The univariate bases may be:

  • polynomials: the associated distribution \mu_i can be continuous or discrete. The orthonormal polynomial basis is represented by its three-term recurrence and the reverse Clenshaw algorithm enables fast, stable evaluation of the polynomials at any point (see OrthogonalUniVariatePolynomial). For some distributions, the orthonormal polynomial basis is known (see Univariate orthonormal polynomials). For all the other arbitrary distributions, the three-term recurrence is computed (see AdaptiveStieltjesAlgorithm) and used to build its orthonormal polynomial family (see StandardDistributionPolynomialFactory).

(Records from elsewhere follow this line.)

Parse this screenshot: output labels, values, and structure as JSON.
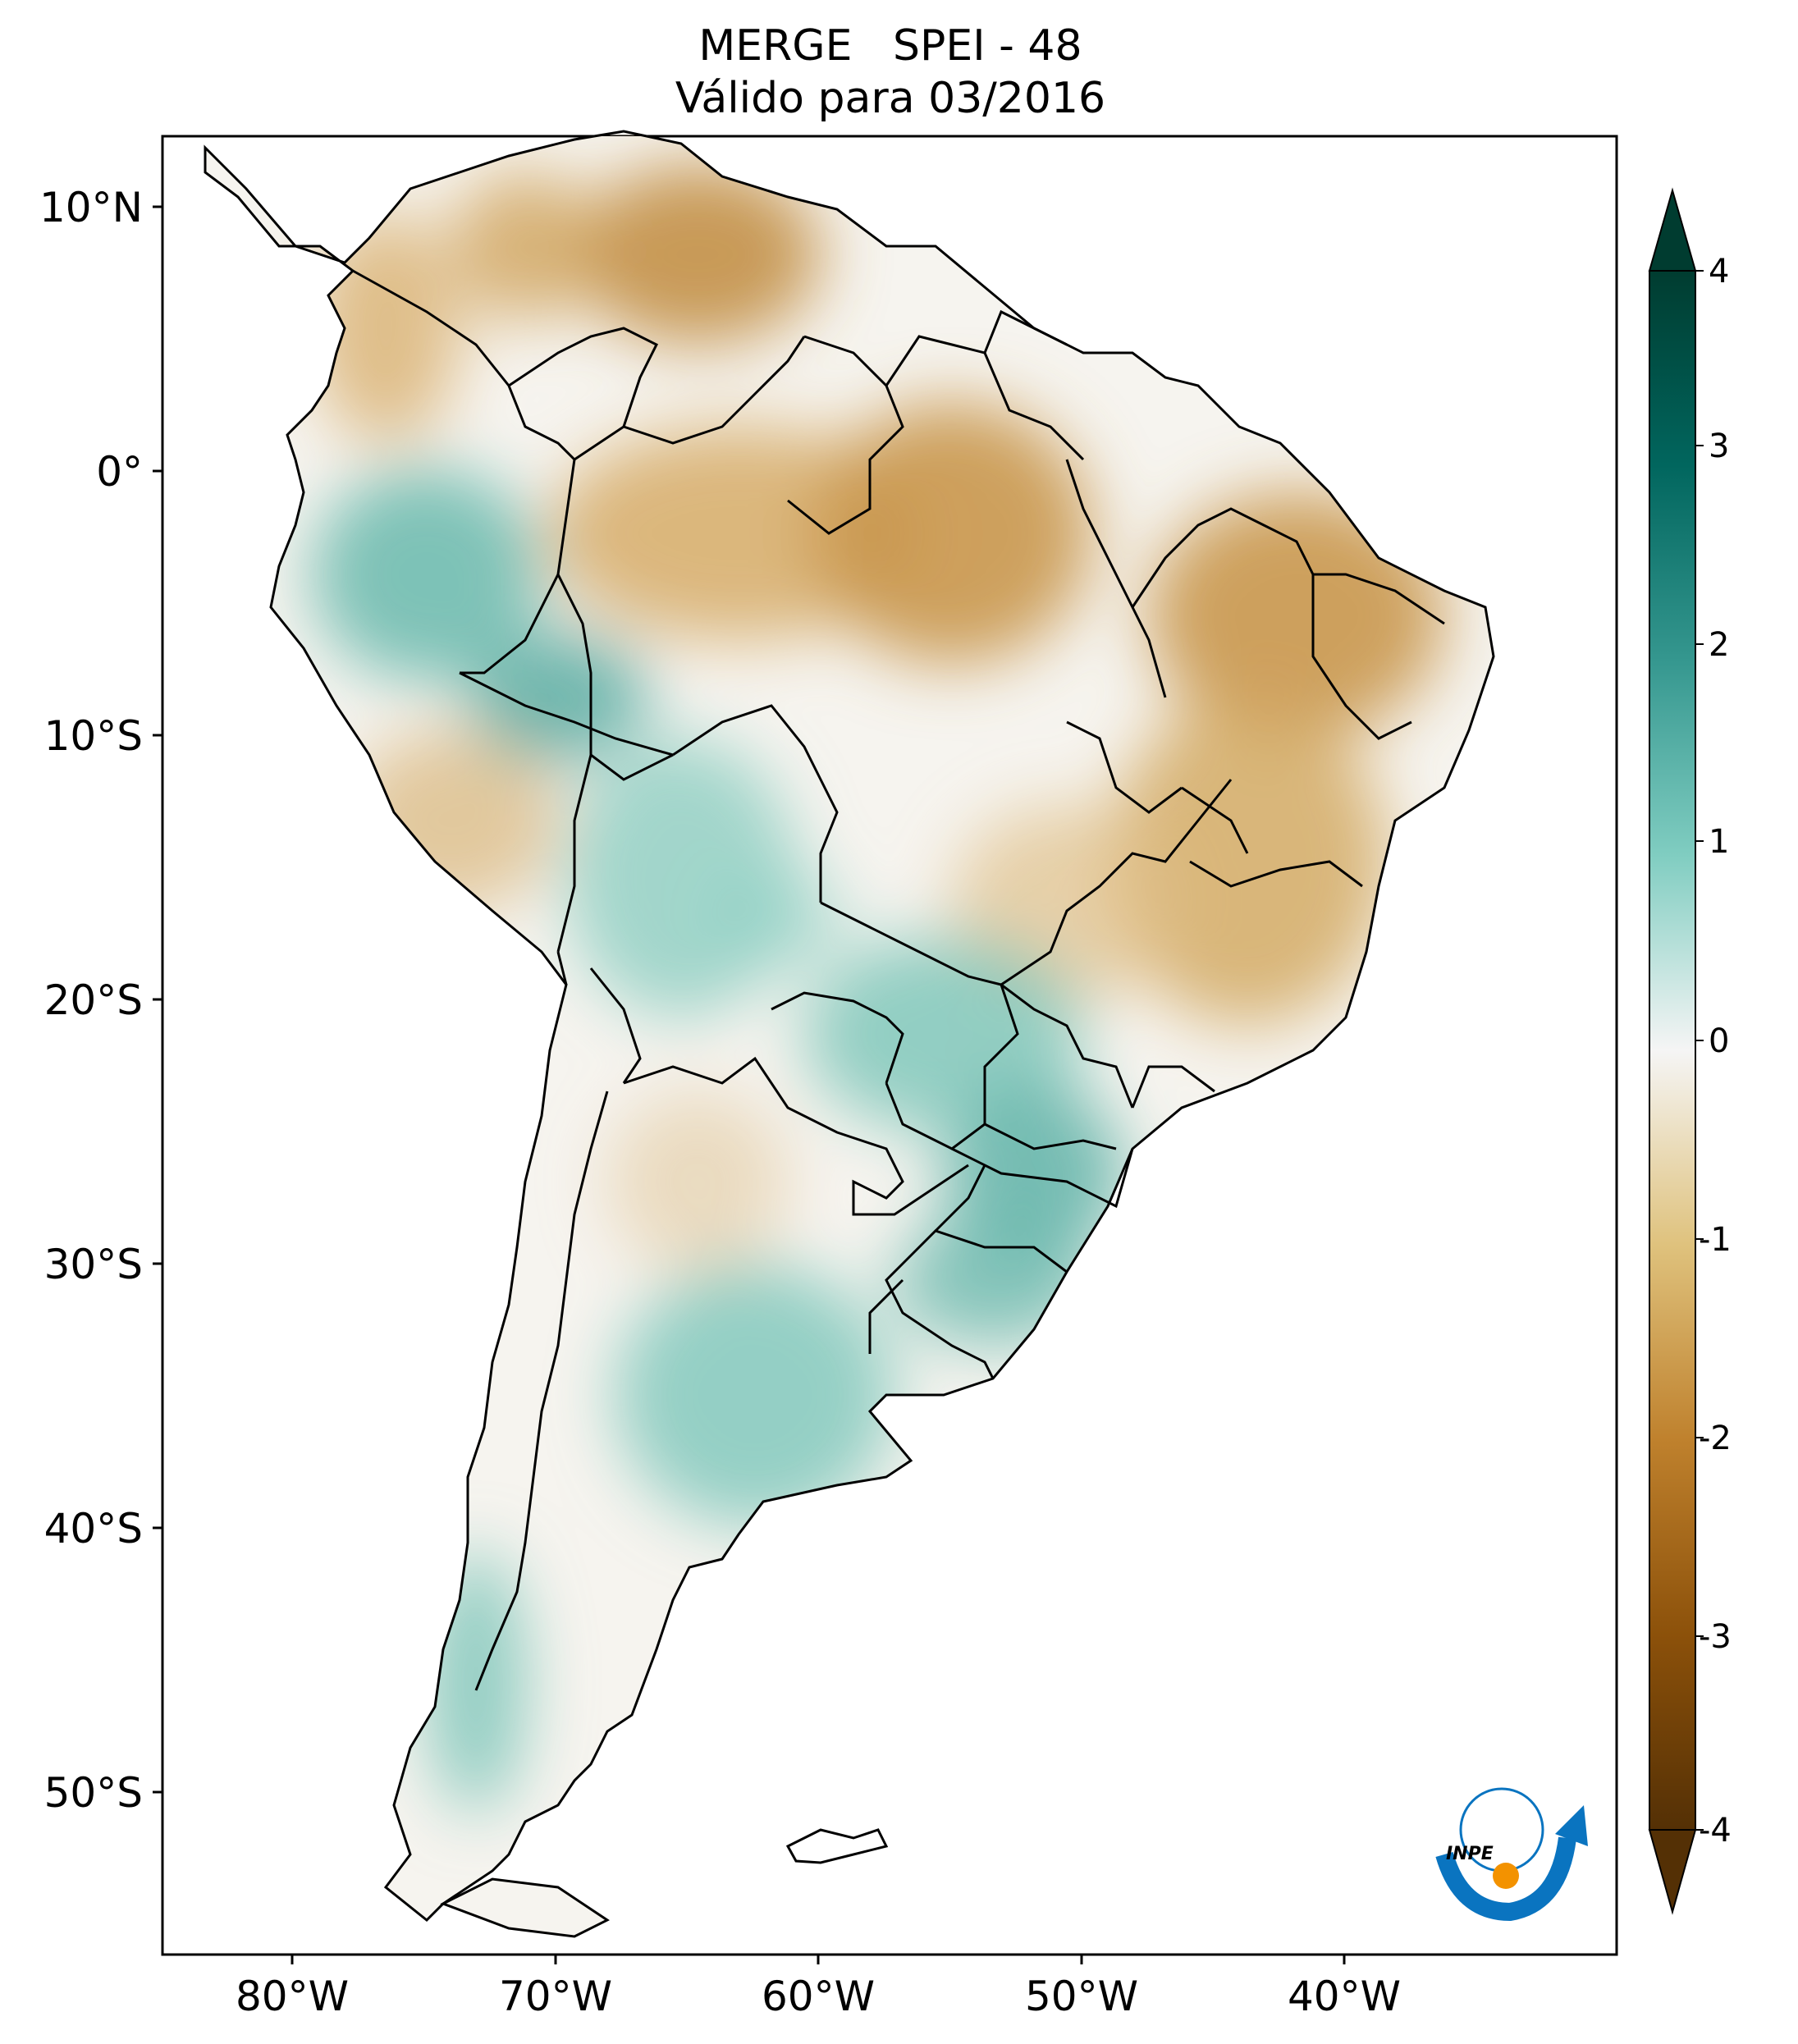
{
  "title": {
    "line1": "MERGE   SPEI - 48",
    "line2": "Válido para 03/2016"
  },
  "map": {
    "region": "South America",
    "lon_range": [
      -85,
      -29
    ],
    "lat_range": [
      -56,
      13
    ],
    "lat_ticks": [
      "10°N",
      "0°",
      "10°S",
      "20°S",
      "30°S",
      "40°S",
      "50°S"
    ],
    "lon_ticks": [
      "80°W",
      "70°W",
      "60°W",
      "50°W",
      "40°W"
    ]
  },
  "colorbar": {
    "ticks": [
      "4",
      "3",
      "2",
      "1",
      "0",
      "-1",
      "-2",
      "-3",
      "-4"
    ],
    "colormap": "BrBG",
    "min_color": "#543005",
    "max_color": "#003c30",
    "mid_color": "#f5f5f5"
  },
  "logo": {
    "text": "INPE",
    "blue": "#0a74c0",
    "orange": "#f39200"
  }
}
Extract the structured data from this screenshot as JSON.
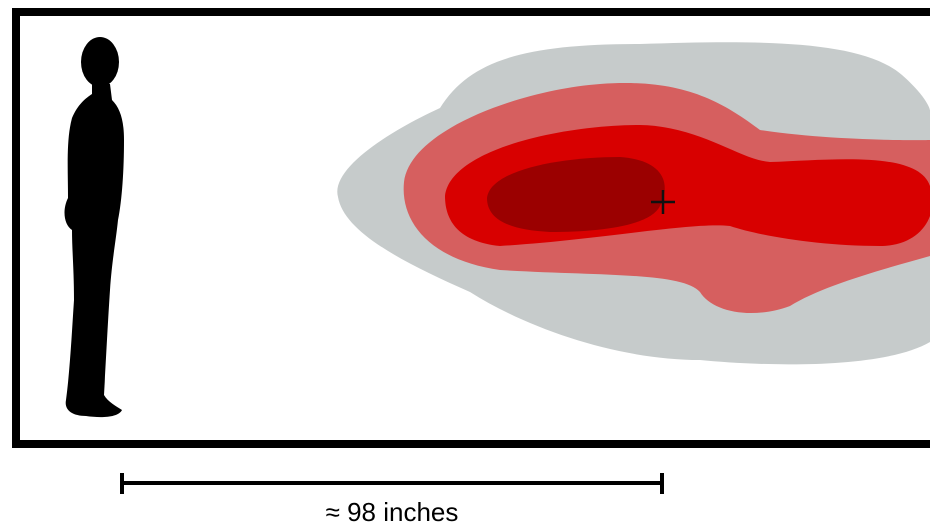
{
  "scale": {
    "label": "≈ 98 inches"
  }
}
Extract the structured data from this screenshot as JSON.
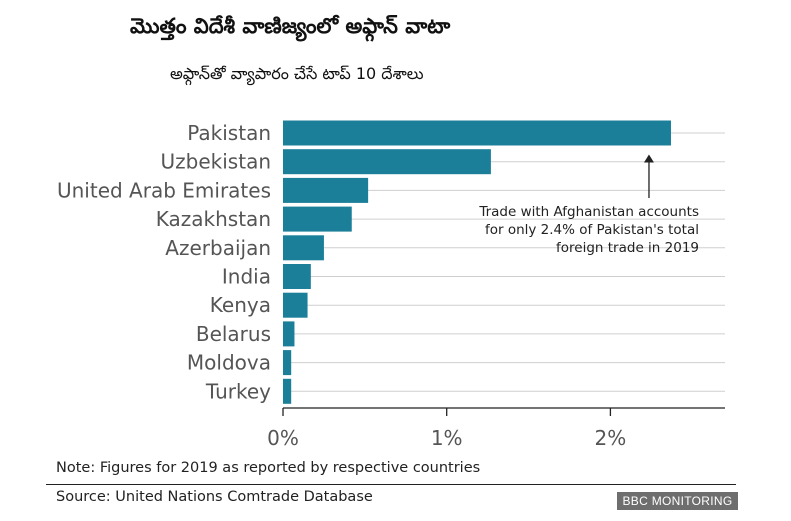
{
  "title": "మొత్తం విదేశీ వాణిజ్యంలో అఫ్గాన్ వాటా",
  "subtitle": "అఫ్గాన్‌తో వ్యాపారం చేసే టాప్ 10 దేశాలు",
  "note": "Note: Figures for 2019 as reported by respective countries",
  "source": "Source: United Nations Comtrade Database",
  "brand": "BBC MONITORING",
  "colors": {
    "bar": "#1b7f99",
    "grid": "#cfcfcf",
    "axis": "#222222",
    "label": "#555555"
  },
  "chart_data": {
    "type": "bar",
    "orientation": "horizontal",
    "categories": [
      "Pakistan",
      "Uzbekistan",
      "United Arab Emirates",
      "Kazakhstan",
      "Azerbaijan",
      "India",
      "Kenya",
      "Belarus",
      "Moldova",
      "Turkey"
    ],
    "values": [
      2.37,
      1.27,
      0.52,
      0.42,
      0.25,
      0.17,
      0.15,
      0.07,
      0.05,
      0.05
    ],
    "unit": "%",
    "xlim": [
      0,
      2.7
    ],
    "xticks": [
      0,
      1,
      2
    ],
    "xtick_labels": [
      "0%",
      "1%",
      "2%"
    ],
    "grid": true,
    "annotation": {
      "lines": [
        "Trade with Afghanistan accounts",
        "for only 2.4% of Pakistan's total",
        "foreign trade in 2019"
      ],
      "points_to": "Pakistan"
    }
  }
}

  • Haar wavelets: the Haar wavelets basis is orthonormal with respect to the \cU(0,1) measure. This basis is used to approximate functions with discontinuities. For details on this basis, see HaarWaveletFactory.

  • Fourier series: the Fourier series is orthonormal with respect to the \cU(-\pi, \pi) measure. For more details on this basis, see FourierSeriesFactory.

Case of dependent marginals

When \mu is a multivariate distribution with dependent marginals, several methods enable to build a basis orthonormal with respect to \mu.

One method is to use an isoprobabilistic transformation denoted by T: \Rset^{\inputDim} \rightarrow \Rset^{\inputDim} that maps the measure \mu into a measure \tilde{\mu} with independent marginals. Therefore, if (\varphi_k)_k is a basis orthonormal with respect to \tilde{\mu}, then (\varphi_k \circ T)_k is a basis orthonormal with respect to \mu. It is important to note that if (\varphi_k)_k is a polynomial basis, then (\varphi_k \circ T)_k is not a polynomial basis as soon as T is not affine.

Another method consists in the following functional basis, which was first introduced by Soize-Ghanem in [soizeghanem2004] defined by:

\psi_{\vect{\alpha}}(\vect{x})
=  \dfrac{1}{\sqrt{c(F_0(x_0), \dots, F_{\inputDim-1}(x_{\inputDim-1}))}}
\prod_{i=0}^{\inputDim-1} \varphi^{(i)}_{\alpha_{i}}(x_{i})

where F_i is the cumulative distribution function of the i-th marginal of \mu, c the probability density function of its copula and (\varphi^{(i)}_{\alpha_i})_{\alpha_i} the polynomial basis orthonormal with respect to \mu_i.

It is important to note that although (\varphi_{\alpha_i})_{\alpha_i} is a polynomial basis, (\psi_{\vect{\alpha}})_\vect{\alpha} is not a polynomial basis. In addition, (\psi_\vect{0}) \neq 1 if the copula is not the independent copula.

Furthermore, this basis generates approximation subspaces of poor quality. Indeed, for most copulas, the density c tends to infinity at \vect{0} or \vect{1} (and possibly at other points). As a consequence, all the basis functions (\psi_{\vect{\alpha}})_\vect{\alpha} vanish at these points and take small values in their neighborhoods. Therefore, the coefficients in the expansion of a function that takes non zero values at these points must necessarily be large. This leads to numerical instabilities, both for the computation of the expansion coefficients and for the evaluation of the metamodel.

That is the reason why the use of such a multivariate orthonormal basis is not recommended.